Front Row Motorsports hat sich in Pocono selbst ein Ei gelegt / Glück für Robby Gordon
Zum Schluss noch die aktuellen Meisterschaftsstände bei den Fahrern und den Ownern: Ryan Newman hat sich nach Pocono aus den Top12 verabschiedet, den letzten Chase-Platz bekleidet nun Clint Bowyer. Tony Stewart konnte von seinem dritten Rang am letzten Wochenende profitieren und hat nun bis auf ein winziges Pünktchen zum Chase aufgeschlossen; eine geradezu perfekte Ausgangssituation für den so bekannten, sensationellen Smoke-Sommer. Hinter Truex auf Platz 15 folgt Dale Earnhardt Jr, der mit 87 Punkten Rückstand auf Rang 12 noch alle Chancen auf den Chase besitzt. Danach tauchen Joey Logano (-101), Jamie McMurray (-110), David Reutimann (-146) und Juan Pablo Montoya (-173) in der Tabelle auf, die haben allerdings schon mehr als 100 Zähler Rückstand auf die Meisterschaftsentscheidung.
Momentan streiten sich also noch ca. 16 Fahrer um den Einzug in den Chase nach 26 Rennen. Zwölf Mal haben sie noch die Gelegenheit, nötige Punkte zu sammeln. Vielleicht erleben wir ja noch einige große Comebacks im Verlauf der Saison. Im Chase konnte Denny Hamlin sich mit dem vierten Saisonsieg auf Platz 3 hochschieben, Jeff Gordon verlor dagegen drei Plätze in den Punkten. In der Owner-Wertung hat sich in der letzten Woche viel getan. Zunächst war Robby Gordon nach der taktischen Umstrukturierungs-Meisterleistung von Front Row Motorsports aus den Top35 geflogen. Dann konnte die Vertretung Ted Musgrave den Toyota mit der #7 in Pocono nicht qualifizieren, was für Gordon bedeutete, dass er wertvolle Punkte für die Rückkehr in die Top35 verlor.
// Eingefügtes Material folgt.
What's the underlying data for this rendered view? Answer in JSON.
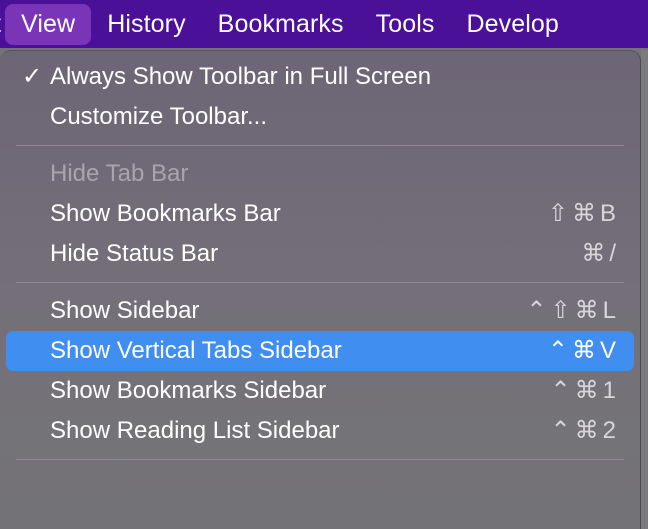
{
  "menubar": {
    "background_color": "#4a1098",
    "active_background_color": "#7a34b8",
    "items": [
      {
        "label": "t",
        "active": false,
        "truncated": true
      },
      {
        "label": "View",
        "active": true,
        "truncated": false
      },
      {
        "label": "History",
        "active": false,
        "truncated": false
      },
      {
        "label": "Bookmarks",
        "active": false,
        "truncated": false
      },
      {
        "label": "Tools",
        "active": false,
        "truncated": false
      },
      {
        "label": "Develop",
        "active": false,
        "truncated": false
      }
    ]
  },
  "menu": {
    "title": "View",
    "highlight_color": "#3f8ef0",
    "groups": [
      {
        "items": [
          {
            "label": "Always Show Toolbar in Full Screen",
            "checked": true,
            "shortcut": "",
            "disabled": false,
            "highlighted": false
          },
          {
            "label": "Customize Toolbar...",
            "checked": false,
            "shortcut": "",
            "disabled": false,
            "highlighted": false
          }
        ]
      },
      {
        "items": [
          {
            "label": "Hide Tab Bar",
            "checked": false,
            "shortcut": "",
            "disabled": true,
            "highlighted": false
          },
          {
            "label": "Show Bookmarks Bar",
            "checked": false,
            "shortcut": "⇧⌘B",
            "disabled": false,
            "highlighted": false
          },
          {
            "label": "Hide Status Bar",
            "checked": false,
            "shortcut": "⌘/",
            "disabled": false,
            "highlighted": false
          }
        ]
      },
      {
        "items": [
          {
            "label": "Show Sidebar",
            "checked": false,
            "shortcut": "⌃⇧⌘L",
            "disabled": false,
            "highlighted": false
          },
          {
            "label": "Show Vertical Tabs Sidebar",
            "checked": false,
            "shortcut": "⌃⌘V",
            "disabled": false,
            "highlighted": true
          },
          {
            "label": "Show Bookmarks Sidebar",
            "checked": false,
            "shortcut": "⌃⌘1",
            "disabled": false,
            "highlighted": false
          },
          {
            "label": "Show Reading List Sidebar",
            "checked": false,
            "shortcut": "⌃⌘2",
            "disabled": false,
            "highlighted": false
          }
        ]
      },
      {
        "items": []
      }
    ],
    "check_glyph": "✓"
  }
}
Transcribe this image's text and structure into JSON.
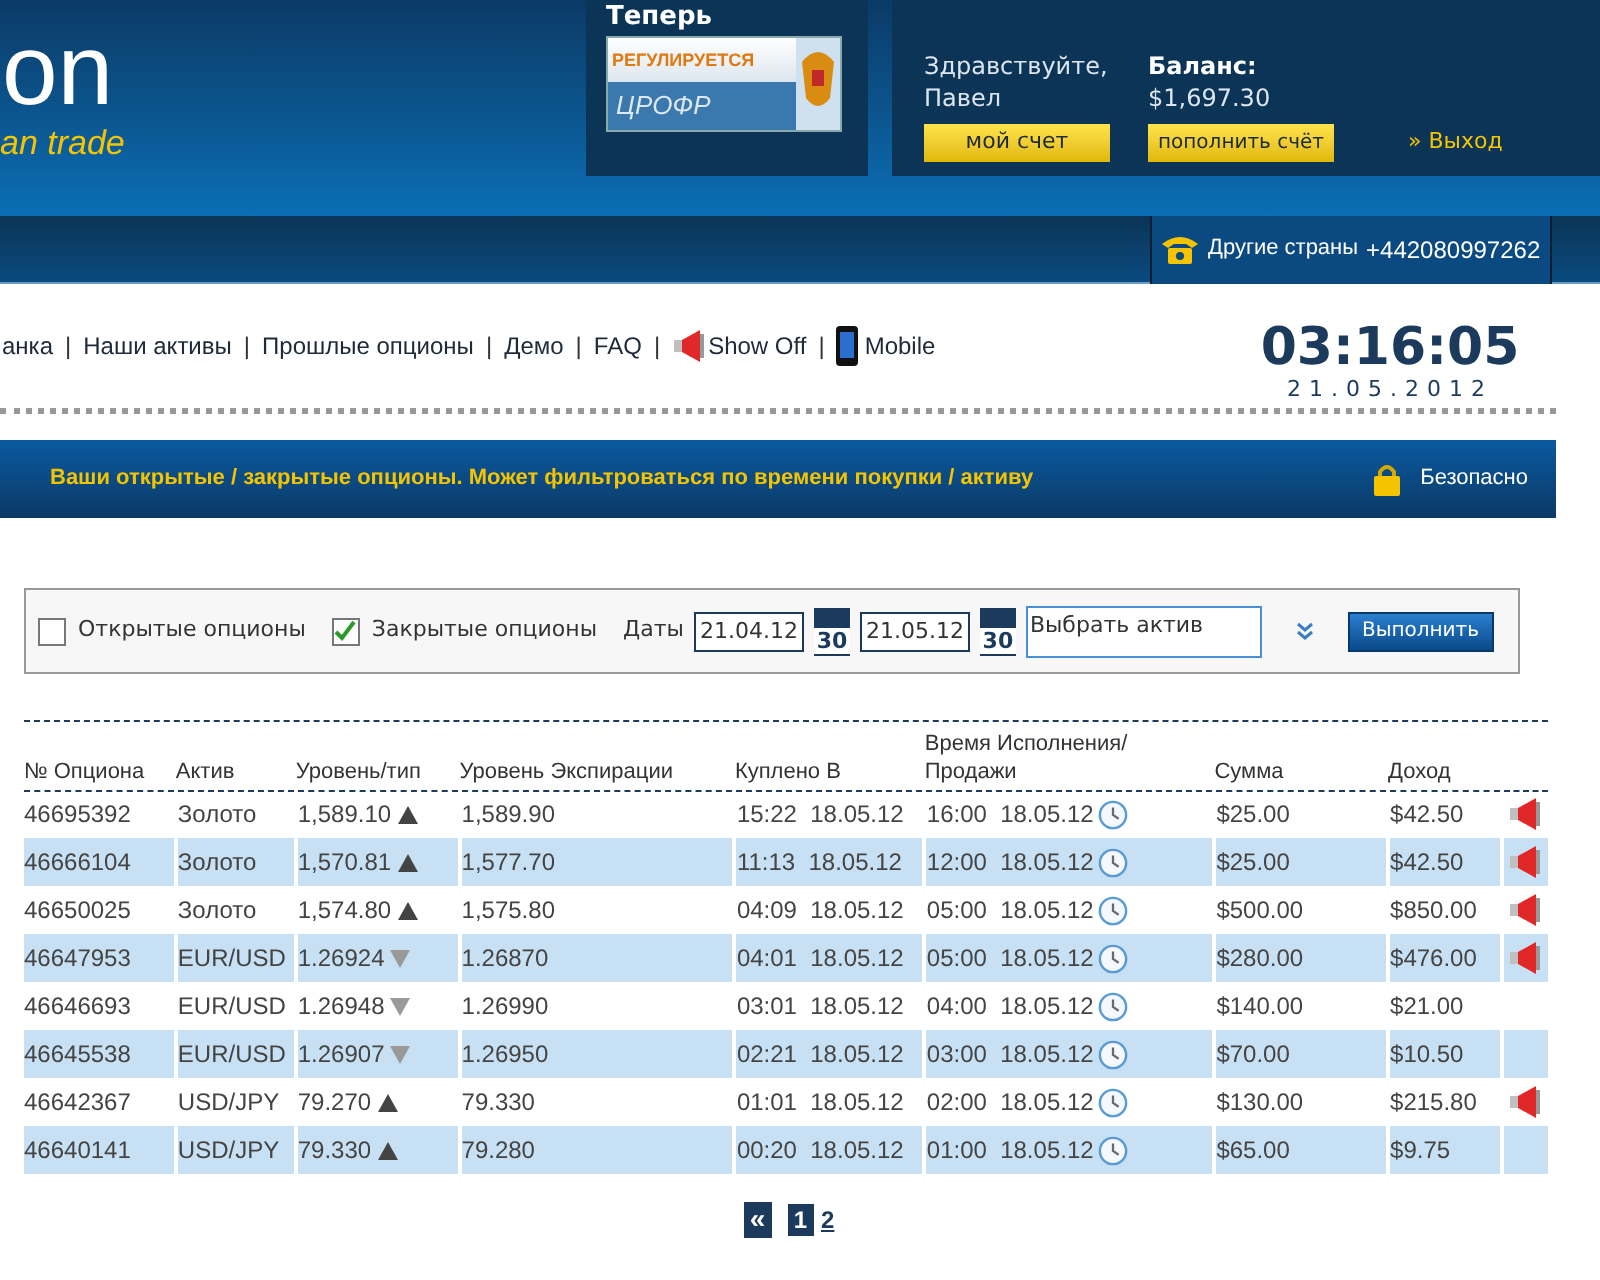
{
  "header": {
    "logo": "on",
    "slogan": "an trade",
    "promo_title": "Теперь",
    "badge_top": "РЕГУЛИРУЕТСЯ",
    "badge_bottom": "ЦРОФР",
    "greeting": "Здравствуйте,",
    "user": "Павел",
    "balance_label": "Баланс:",
    "balance": "$1,697.30",
    "account_button": "мой счет",
    "deposit_button": "пополнить счёт",
    "logout": "» Выход",
    "phone_label": "Другие страны",
    "phone": "+442080997262"
  },
  "nav": {
    "items": [
      {
        "label": "анка",
        "kind": "plain"
      },
      {
        "separator": "|",
        "label": "Наши активы",
        "kind": "plain"
      },
      {
        "separator": "|",
        "label": "Прошлые опционы",
        "kind": "plain"
      },
      {
        "separator": "|",
        "label": "Демо",
        "kind": "plain"
      },
      {
        "separator": "|",
        "label": "FAQ",
        "kind": "plain"
      },
      {
        "separator": "|",
        "label": "Show Off",
        "kind": "megaphone"
      },
      {
        "separator": "|",
        "label": "Mobile",
        "kind": "mobile"
      }
    ],
    "time": "03:16:05",
    "date": "21.05.2012"
  },
  "banner": {
    "text": "Ваши открытые / закрытые опционы. Может фильтроваться по времени покупки / активу",
    "secure": "Безопасно"
  },
  "filter": {
    "checks": [
      {
        "label": "Открытые опционы",
        "checked": false
      },
      {
        "label": "Закрытые опционы",
        "checked": true
      }
    ],
    "dates_label": "Даты",
    "date_from": "21.04.12",
    "date_to": "21.05.12",
    "calendar_from": "30",
    "calendar_to": "30",
    "asset_value": "Выбрать актив",
    "submit": "Выполнить"
  },
  "table": {
    "columns": [
      "№ Опциона",
      "Актив",
      "Уровень/тип",
      "Уровень Экспирации",
      "Куплено В",
      "Время Исполнения/Продажи",
      "Сумма",
      "Доход"
    ],
    "rows": [
      {
        "id": "46695392",
        "asset": "Золото",
        "level": "1,589.10",
        "kind": "up",
        "expiry": "1,589.90",
        "bought": "15:22  18.05.12",
        "closed": "16:00  18.05.12",
        "amount": "$25.00",
        "income": "$42.50",
        "share": true
      },
      {
        "id": "46666104",
        "asset": "Золото",
        "level": "1,570.81",
        "kind": "up",
        "expiry": "1,577.70",
        "bought": "11:13  18.05.12",
        "closed": "12:00  18.05.12",
        "amount": "$25.00",
        "income": "$42.50",
        "share": true
      },
      {
        "id": "46650025",
        "asset": "Золото",
        "level": "1,574.80",
        "kind": "up",
        "expiry": "1,575.80",
        "bought": "04:09  18.05.12",
        "closed": "05:00  18.05.12",
        "amount": "$500.00",
        "income": "$850.00",
        "share": true
      },
      {
        "id": "46647953",
        "asset": "EUR/USD",
        "level": "1.26924",
        "kind": "down",
        "expiry": "1.26870",
        "bought": "04:01  18.05.12",
        "closed": "05:00  18.05.12",
        "amount": "$280.00",
        "income": "$476.00",
        "share": true
      },
      {
        "id": "46646693",
        "asset": "EUR/USD",
        "level": "1.26948",
        "kind": "down",
        "expiry": "1.26990",
        "bought": "03:01  18.05.12",
        "closed": "04:00  18.05.12",
        "amount": "$140.00",
        "income": "$21.00",
        "share": false
      },
      {
        "id": "46645538",
        "asset": "EUR/USD",
        "level": "1.26907",
        "kind": "down",
        "expiry": "1.26950",
        "bought": "02:21  18.05.12",
        "closed": "03:00  18.05.12",
        "amount": "$70.00",
        "income": "$10.50",
        "share": false
      },
      {
        "id": "46642367",
        "asset": "USD/JPY",
        "level": "79.270",
        "kind": "up",
        "expiry": "79.330",
        "bought": "01:01  18.05.12",
        "closed": "02:00  18.05.12",
        "amount": "$130.00",
        "income": "$215.80",
        "share": true
      },
      {
        "id": "46640141",
        "asset": "USD/JPY",
        "level": "79.330",
        "kind": "up",
        "expiry": "79.280",
        "bought": "00:20  18.05.12",
        "closed": "01:00  18.05.12",
        "amount": "$65.00",
        "income": "$9.75",
        "share": false
      }
    ]
  },
  "pagination": [
    {
      "label": "«",
      "kind": "prev"
    },
    {
      "label": "1",
      "kind": "page",
      "selected": true
    },
    {
      "label": "2",
      "kind": "page",
      "selected": false
    }
  ]
}
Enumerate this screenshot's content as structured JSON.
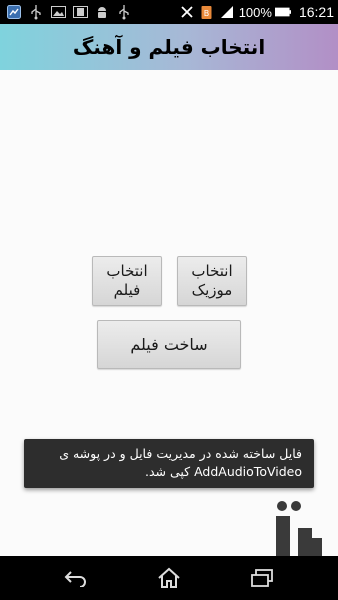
{
  "status_bar": {
    "battery_percent": "100%",
    "time": "16:21",
    "left_icons": [
      "app-notification-icon",
      "usb-icon",
      "image-icon",
      "film-icon",
      "android-icon",
      "usb-icon"
    ],
    "right_icons": [
      "mute-icon",
      "battery-saver-icon",
      "signal-icon",
      "battery-icon"
    ]
  },
  "title_bar": {
    "title": "انتخاب فیلم و آهنگ",
    "gradient": [
      "#7fd3dd",
      "#b28fc6"
    ]
  },
  "buttons": {
    "select_music": "انتخاب\nموزیک",
    "select_film": "انتخاب\nفیلم",
    "make_film": "ساخت فیلم"
  },
  "toast": {
    "line1": "فایل ساخته شده در مدیریت فایل و در پوشه ی",
    "line2": "AddAudioToVideo کپی شد."
  },
  "watermark": {
    "icon": "bazaar-logo-icon",
    "color": "#3a3a3a"
  },
  "nav_bar": {
    "icons": [
      "back-icon",
      "home-icon",
      "recent-apps-icon"
    ]
  }
}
Allerdings nahm sich das Front-Row-Team mit der Nummer #38, welches momentan Travis Kvapil am Steuer vertritt, selbst aus dem Rennen. Illegale Reifenventile in Pocono führten gestern zu einer empfindlichen Strafe: 150 Punkte wurden in Fahrer- und Owner-Wertung abgezogen, zusätzlich wurden Crew Chief Steve Lane (+100.000 US-Dollar Strafe), Car Chief Richard Bourgeois und Reifenspezialist Michael Harrold bis zum Chase gesperrt. Damit steht Robby Gordon nun wieder in den Top35 und das sogar mit einem Polster von 66 Punkten. Travis Kvapil muss nun sogar eher nach hinten schauen, wo 21 Punkte weiter schon die #26 von Latitude 43 Motorsports wartet. David Stremme hat für das kleine Team in letzter Zeit beträchtlich Punkte aufgeholt. Gut nur, dass Kvapil bei der durchschnittlichen Zielankunft die Top-Position bei Front Row Motorsports einnimmt.
Das zweite von sechs Rennen auf TNT steht ebenfalls am Sonntagabend ab 18 Uhr mit Vorberichten auf dem Programm, mit dem Rennstart kann gegen 19:15 Uhr gerechnet werden. Der offizielle RaceBuddy-Stream ist wieder über nascar.com erreichbar. Das Qualifying wird am Freitagabend ab 21:30 Uhr auf SPEED übertragen. Ebenfalls in Michigan sind die Trucks am Start, deren Rennen am Samstagabend um 19:30 Uhr nach der Cup-Happy-Hour auf SPEED gesendet wird. Die Nationwide Series ist am Wochenende auf dem Kentucky Speedway mit den fünf Doppelstartern Joey Logano, Brad Keselowski, Carl Edwards, Joe Nemechek und Paul Menard unterwegs. Die Übertragung auf ESPN beginnt in der Nacht von Samstag auf Sonntag um 1:30 Uhr, wer also eine kurze Pause vom Rennen in Le Mans einlegen will, der bekommt ordentlich Programm geboten.